Oil prices fell and U.S. stock futures climbed late Tuesday after reports said the U.S., working through an intermediary, had shared a multi-point cease-fire proposal aimed at ending the Iran conflict.

Market reaction was immediate: Brent’s front-month contract swung from a sharp gain earlier in the session to a steep decline in evening trading, while U.S. benchmark WTI also moved lower. The move in crude eased one of the biggest near-term headwinds for equities—energy-driven inflation fears—and helped lift equity futures.

Why it matters for stocks

- Lower oil prices can cool expectations for headline inflation and reduce pressure on consumer spending.

- Energy-price volatility has been a key driver of sector rotation, with investors reassessing risk in cyclicals and rate-sensitive groups.
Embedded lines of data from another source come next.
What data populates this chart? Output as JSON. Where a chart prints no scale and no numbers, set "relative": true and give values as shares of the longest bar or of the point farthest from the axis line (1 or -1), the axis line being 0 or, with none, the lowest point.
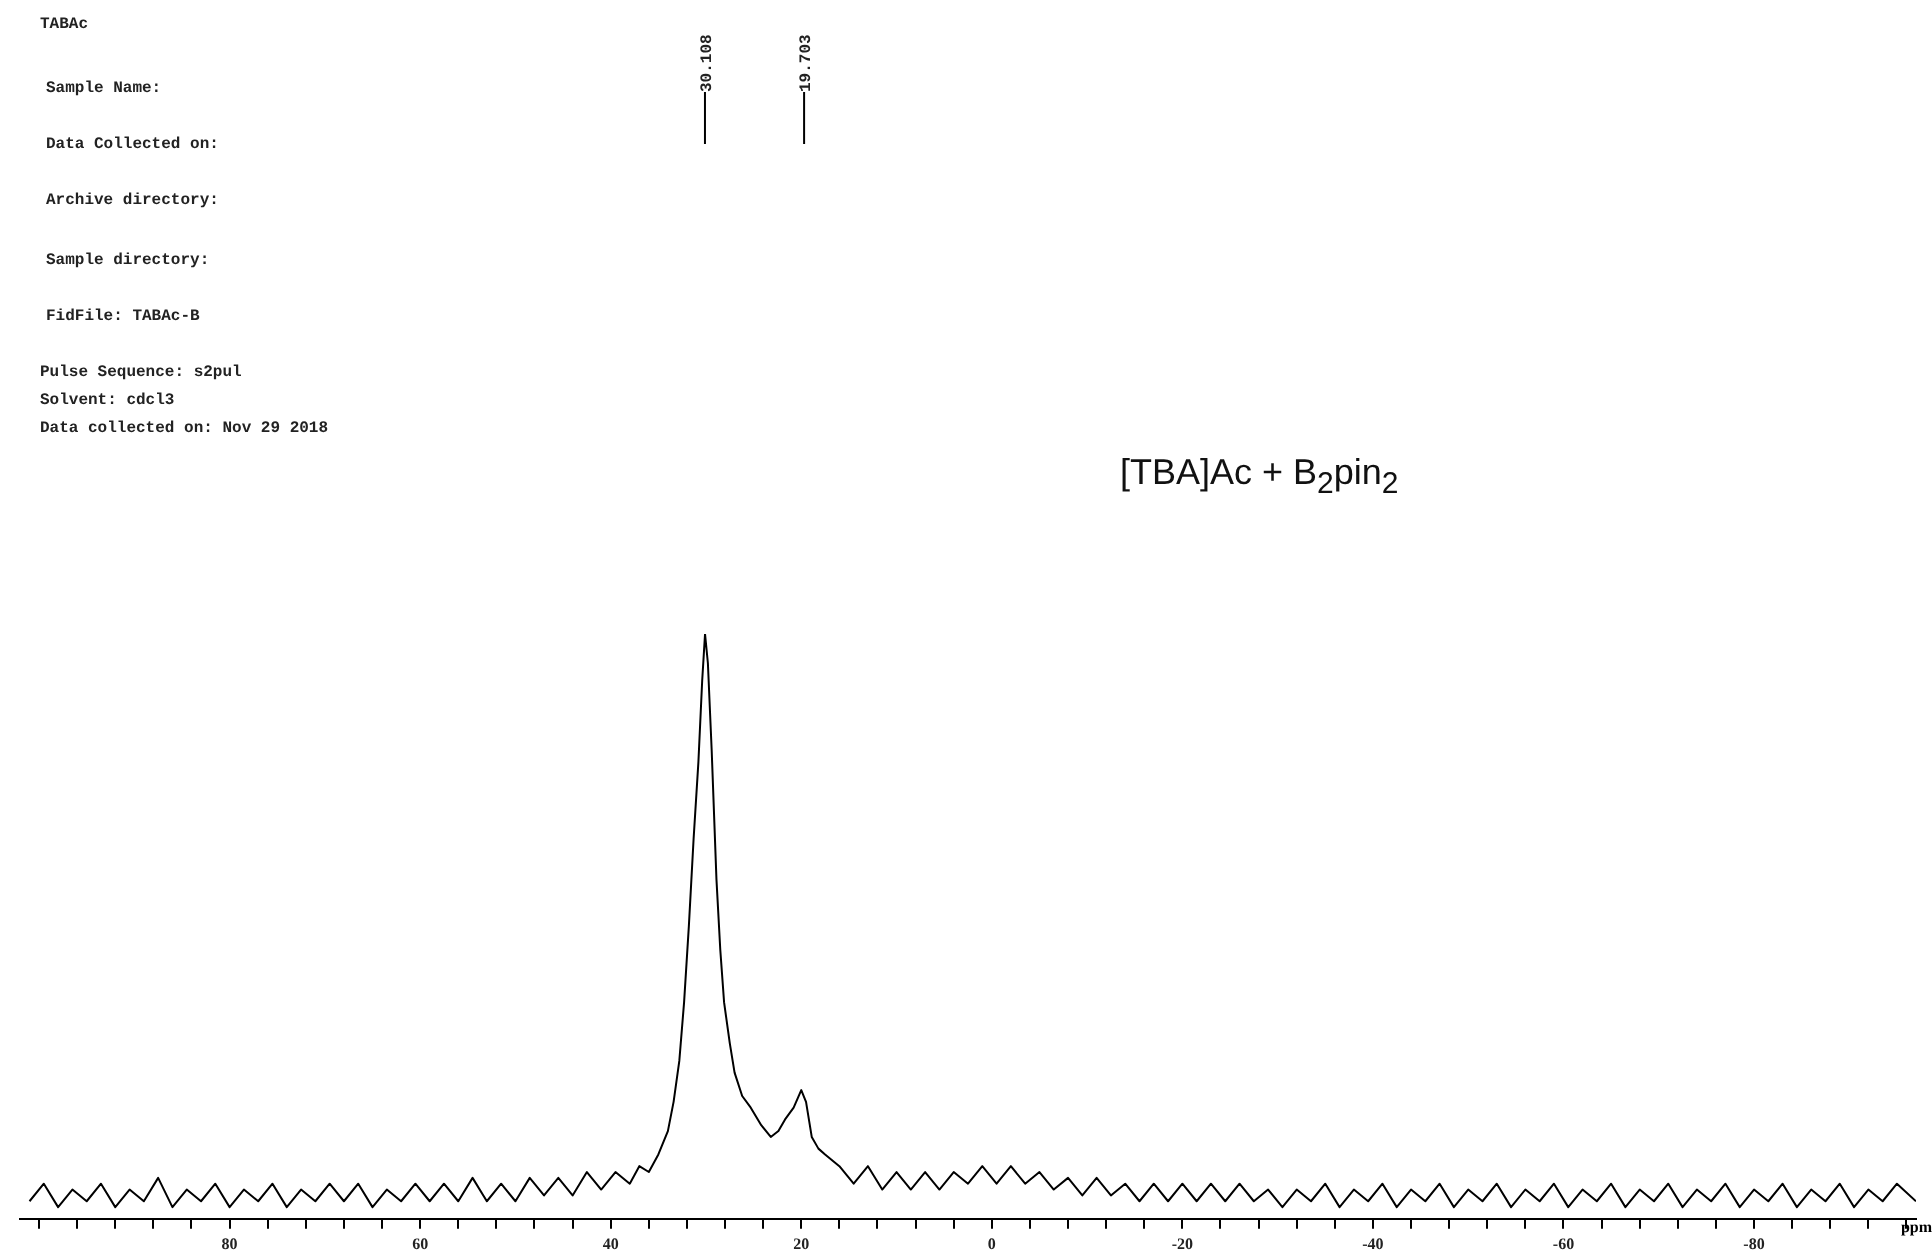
{
  "chart_data": {
    "type": "line",
    "relative": true,
    "title": "[TBA]Ac + B$_{2}$pin$_{2}$",
    "xlabel": "ppm",
    "annotations": [
      "TABAc",
      "Sample Name:",
      "Data Collected on:",
      "Archive directory:",
      "Sample directory:",
      "FidFile: TABAc-B",
      "Pulse Sequence: s2pul",
      "Solvent: cdcl3",
      "Data collected on: Nov 29 2018",
      {
        "text": "30.108",
        "x": 30.108
      },
      {
        "text": "19.703",
        "x": 19.703
      }
    ],
    "xlim": [
      102,
      -97
    ],
    "xticks": [
      {
        "value": 100,
        "label": null
      },
      {
        "value": 96,
        "label": null
      },
      {
        "value": 92,
        "label": null
      },
      {
        "value": 88,
        "label": null
      },
      {
        "value": 84,
        "label": null
      },
      80,
      {
        "value": 76,
        "label": null
      },
      {
        "value": 72,
        "label": null
      },
      {
        "value": 68,
        "label": null
      },
      {
        "value": 64,
        "label": null
      },
      60,
      {
        "value": 56,
        "label": null
      },
      {
        "value": 52,
        "label": null
      },
      {
        "value": 48,
        "label": null
      },
      {
        "value": 44,
        "label": null
      },
      40,
      {
        "value": 36,
        "label": null
      },
      {
        "value": 32,
        "label": null
      },
      {
        "value": 28,
        "label": null
      },
      {
        "value": 24,
        "label": null
      },
      20,
      {
        "value": 16,
        "label": null
      },
      {
        "value": 12,
        "label": null
      },
      {
        "value": 8,
        "label": null
      },
      {
        "value": 4,
        "label": null
      },
      0,
      {
        "value": -4,
        "label": null
      },
      {
        "value": -8,
        "label": null
      },
      {
        "value": -12,
        "label": null
      },
      {
        "value": -16,
        "label": null
      },
      -20,
      {
        "value": -24,
        "label": null
      },
      {
        "value": -28,
        "label": null
      },
      {
        "value": -32,
        "label": null
      },
      {
        "value": -36,
        "label": null
      },
      -40,
      {
        "value": -44,
        "label": null
      },
      {
        "value": -48,
        "label": null
      },
      {
        "value": -52,
        "label": null
      },
      {
        "value": -56,
        "label": null
      },
      -60,
      {
        "value": -64,
        "label": null
      },
      {
        "value": -68,
        "label": null
      },
      {
        "value": -72,
        "label": null
      },
      {
        "value": -76,
        "label": null
      },
      -80,
      {
        "value": -84,
        "label": null
      },
      {
        "value": -88,
        "label": null
      },
      {
        "value": -92,
        "label": null
      },
      {
        "value": -96,
        "label": null
      }
    ],
    "grid": false,
    "legend": false,
    "marker": "none",
    "line_style": "solid",
    "color": "#000000",
    "x": [
      101,
      99.5,
      98,
      96.5,
      95,
      93.5,
      92,
      90.5,
      89,
      87.5,
      86,
      84.5,
      83,
      81.5,
      80,
      78.5,
      77,
      75.5,
      74,
      72.5,
      71,
      69.5,
      68,
      66.5,
      65,
      63.5,
      62,
      60.5,
      59,
      57.5,
      56,
      54.5,
      53,
      51.5,
      50,
      48.5,
      47,
      45.5,
      44,
      42.5,
      41,
      39.5,
      38,
      37,
      36,
      35,
      34,
      33.4,
      32.8,
      32.3,
      31.8,
      31.3,
      30.8,
      30.4,
      30.1,
      29.8,
      29.4,
      28.9,
      28.5,
      28.1,
      27.5,
      27,
      26.2,
      25.3,
      24.2,
      23.2,
      22.4,
      21.7,
      20.8,
      20,
      19.5,
      18.9,
      18.2,
      17.5,
      16,
      14.5,
      13,
      11.5,
      10,
      8.5,
      7,
      5.5,
      4,
      2.5,
      1,
      -0.5,
      -2,
      -3.5,
      -5,
      -6.5,
      -8,
      -9.5,
      -11,
      -12.5,
      -14,
      -15.5,
      -17,
      -18.5,
      -20,
      -21.5,
      -23,
      -24.5,
      -26,
      -27.5,
      -29,
      -30.5,
      -32,
      -33.5,
      -35,
      -36.5,
      -38,
      -39.5,
      -41,
      -42.5,
      -44,
      -45.5,
      -47,
      -48.5,
      -50,
      -51.5,
      -53,
      -54.5,
      -56,
      -57.5,
      -59,
      -60.5,
      -62,
      -63.5,
      -65,
      -66.5,
      -68,
      -69.5,
      -71,
      -72.5,
      -74,
      -75.5,
      -77,
      -78.5,
      -80,
      -81.5,
      -83,
      -84.5,
      -86,
      -87.5,
      -89,
      -90.5,
      -92,
      -93.5,
      -95,
      -97
    ],
    "values": [
      0.03,
      0.06,
      0.02,
      0.05,
      0.03,
      0.06,
      0.02,
      0.05,
      0.03,
      0.07,
      0.02,
      0.05,
      0.03,
      0.06,
      0.02,
      0.05,
      0.03,
      0.06,
      0.02,
      0.05,
      0.03,
      0.06,
      0.03,
      0.06,
      0.02,
      0.05,
      0.03,
      0.06,
      0.03,
      0.06,
      0.03,
      0.07,
      0.03,
      0.06,
      0.03,
      0.07,
      0.04,
      0.07,
      0.04,
      0.08,
      0.05,
      0.08,
      0.06,
      0.09,
      0.08,
      0.11,
      0.15,
      0.2,
      0.27,
      0.37,
      0.5,
      0.65,
      0.78,
      0.92,
      1.0,
      0.95,
      0.8,
      0.58,
      0.46,
      0.37,
      0.3,
      0.25,
      0.21,
      0.19,
      0.16,
      0.14,
      0.15,
      0.17,
      0.19,
      0.22,
      0.2,
      0.14,
      0.12,
      0.11,
      0.09,
      0.06,
      0.09,
      0.05,
      0.08,
      0.05,
      0.08,
      0.05,
      0.08,
      0.06,
      0.09,
      0.06,
      0.09,
      0.06,
      0.08,
      0.05,
      0.07,
      0.04,
      0.07,
      0.04,
      0.06,
      0.03,
      0.06,
      0.03,
      0.06,
      0.03,
      0.06,
      0.03,
      0.06,
      0.03,
      0.05,
      0.02,
      0.05,
      0.03,
      0.06,
      0.02,
      0.05,
      0.03,
      0.06,
      0.02,
      0.05,
      0.03,
      0.06,
      0.02,
      0.05,
      0.03,
      0.06,
      0.02,
      0.05,
      0.03,
      0.06,
      0.02,
      0.05,
      0.03,
      0.06,
      0.02,
      0.05,
      0.03,
      0.06,
      0.02,
      0.05,
      0.03,
      0.06,
      0.02,
      0.05,
      0.03,
      0.06,
      0.02,
      0.05,
      0.03,
      0.06,
      0.02,
      0.05,
      0.03,
      0.06,
      0.03
    ]
  }
}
- If the cease-fire path looks credible, markets could reprice geopolitical risk premia embedded in crude and credit spreads.

What to watch next

Investors will be looking for confirmation of any diplomatic channel and for follow-through in oil markets when cash trading resumes. A sustained pullback in crude could relieve pressure on bond yields and support a broader rebound in equities, while any reversal would likely restore volatility quickly.

Key numbers reported

- Brent traded down about 4.4% to roughly $95.96 a barrel in evening action after settling above $104 earlier.

- WTI was down about 4.1% to around $88.61 a barrel.